Na artikel 19.1.7 wordt een artikel ingevoegd, luidende:

Artikel 19.1.8. Vordering ten laste van de echtgenoot

Als de echtgenoot van de belastingschuldige recht heeft op gelden, penningen of periodieke betalingen die in de huwelijksgemeenschap vallen, dan kan de ontvanger een vordering ten laste van de echtgenoot doen. De bekendmaking van de vordering dient zo spoedig mogelijk, maar uiterlijk binnen acht dagen na het doen van de vordering, te geschieden aan de belastingschuldige en de echtgenoot afzonderlijk.

C

Vóór artikel 22bis.1 wordt een alinea ingevoegd, luidende:

In aansluiting op artikel 22bis van de wet beschrijft dit artikel het beleid over:

  • uitzondering verplichte mededeling ex artikel 22bis, tweede lid, van de wet;

  • de onverkorte mededelingsverplichting;

  • de normale uitoefening van het bedrijf of beroep;

  • de reactietermijn van de ontvanger na een mededeling;

  • het overleg naar aanleiding van een mededeling ex artikel 22bis, tweede lid, van de wet.

D

Artikel 25.4.2 wordt als volgt gewijzigd:

  • a. In de eerste alinea, wordt ‘artikel 25.5.3’ vervangen door: de artikelen 25.5.3 of 25.6.2D.

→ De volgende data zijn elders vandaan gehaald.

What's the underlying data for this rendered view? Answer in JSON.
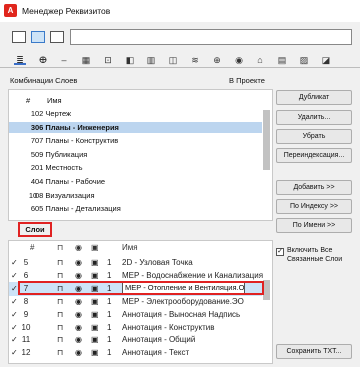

  • b. In de tweede alinea wordt in de laatste volzin ‘zakelijke karakter’ vervangen door: specifieke karakter.

E

Na artikel 25.7.5 worden twee artikelen ingevoegd, luidende:

Artikel 25a Uitstel van betaling exitheffingen

In aansluiting op artikel 25a van de wet beschrijft dit artikel het beleid over de zekerheid die de ontvanger verlangt bij het verlenen van uitstel van betaling ter zake van exitheffingen.

Artikel 25a.1. Beoordeling zekerheid bij uitstel van betaling ter zake van exitheffingen

Aan het uitstel van betaling voor exitheffingen kan de voorwaarde worden verbonden om zekerheid te stellen. De beoordeling of sprake is van voldoende zekerheid is een taak van de ontvanger. De ontvanger bepaalt dus bij het verlenen van uitstel van betaling voor exitheffingen of en tot welk bedrag de belastingschuldige zekerheid moet stellen. De hoogte van de zekerheid hoeft niet in alle gevallen gelijk te zijn aan het bedrag van de exitheffing. Naarmate het invorderingsrisico voor de ontvanger groter is, zal de mate waarin zekerheid wordt verlangd ook toenemen. Factoren die van invloed zijn op de omvang van de te stellen zekerheid zijn:

  • de verwachte duur van het uitstel: hoe langer het uitstel duurt, des te groter het invorderingsrisico;

  • het fiscale gedrag van de ondernemer in kwestie: is aan de aangifte- en betalingsverplichtingen voldaan;

  • de aard van de activa van de onderneming.

F

Artikel 26.2.12 wordt als volgt gewijzigd:

  • a. In onderdeel A wordt de zinsnede ‘met een forfaitair bedrag voor boeken en leermiddelen groot € 57’ vervangen door: met een forfaitair bedrag voor boeken en leermiddelen groot € 58.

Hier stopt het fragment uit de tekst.